Segue, do lado poente, um caes para volumes transportados por grande velocidade, com accesso especial pela antiga rua da Fabrica da Polvora e depois uma cocheira para 24 carruagens em 8 vias servidas por um charriot. 

Em frente estende-se o grande caes de mercadorias, de 90 metros de extensão, coberto cm metade, com accesso pela antiga estrada de circunwalacão da cidade, ao qual segue um outro para vehiculos e gado e outro ainda, pequeno e isolado, para materias inflamaveis. 

Em face d'este será o grande caes para carvão, que fica em frente de uma rotunda para 6 machinas, com officina de reparação annexa. 

Sahida a estação e passado o tunnel que já fica descripto, desenrola-se á vista o mais brilhante panorama. 
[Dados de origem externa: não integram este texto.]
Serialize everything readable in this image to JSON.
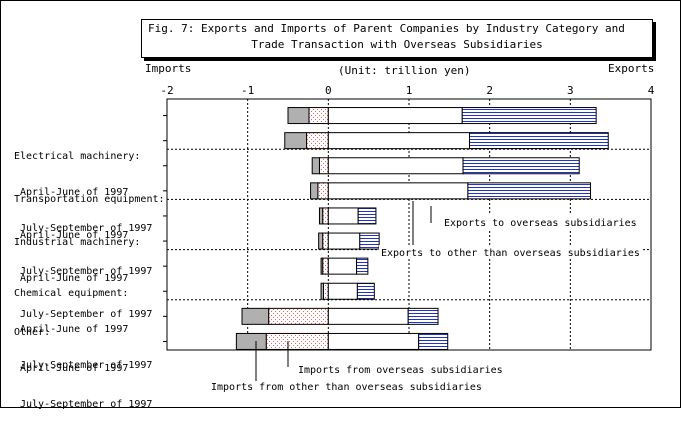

De um lado e do outro da linha as variegadas tintas das differentes culturas que atapetam a montanha de Campolide, á direita, e a serra de Monsanto, á esquerda, semeadas de um sem numero de casas de differentes tamanhos, desde e vasto edificío da companhia dc estamparia até as pequenas casinhas dos trabalhadores, formam um bello conjuncto que delicia a vista e torna a viagem encantadora.

Outra gravura que publicaremos no proximo numero, representa o viaduto de Sant'Anna, que é o maior da linha. A sua extensão é de 150 metros em cinco tramos metallicos de 30 metros cada um, sobre 4 pegões de pedra. 

A construcção d'este viaducto, assim como a dos demais da linha, foi incumbida á casa Eiffel que tão justa fama tem ganho pela perfeição de todas as obras que saltem das suas largas officinas, e que no nosso pais tem já vinculados os seus creditos na construcção das pontes do Porto, das da linha da Beira Alta e outras muitas.

Este viaducto atravessa a ribeira de Alcantara e o valle de Sant'Anna á altura de 12 metros e meio. 

Nos próximos numeres continuaremos dando outras vistas dos principaes pontos da interessante linha que hoje está sendo a mais frequentada do paiz, e que está destinada a um largo futuro, não só pela belleza como pela importancia das regiões que atravessa, e das que serão servidas pelas outras linhas que a ella se ligam. (1)

Quem diria aos nossos avoengos, quando viam com pasmo as arrojadas curvas d'aquelle aquedueto com que D. João V, o doutor Pinto Coelho do seu tempo, abasteceu d'agua a cidade de Lisboa, quando do alto d'aquelles arcos, que constituíam o seu passeio favorito, a sua avenida domingueira, contemplavam os campos de um e outro lado, pasmando da monumental obra em que assentavam os sapatos, admirando a pequenez das figuras que sc moviam em baixo, na velha quinta de Sant'Anna, quem lhes diria então.que por debaixo d'esse arco grande que fazia o seu enlevo, os pequeninos netos de então traçariam, com mão náo menos arrojada que a do architecto de D. Joao V, o caminho rapido e facil que os transportaria ás mais longas distancias. 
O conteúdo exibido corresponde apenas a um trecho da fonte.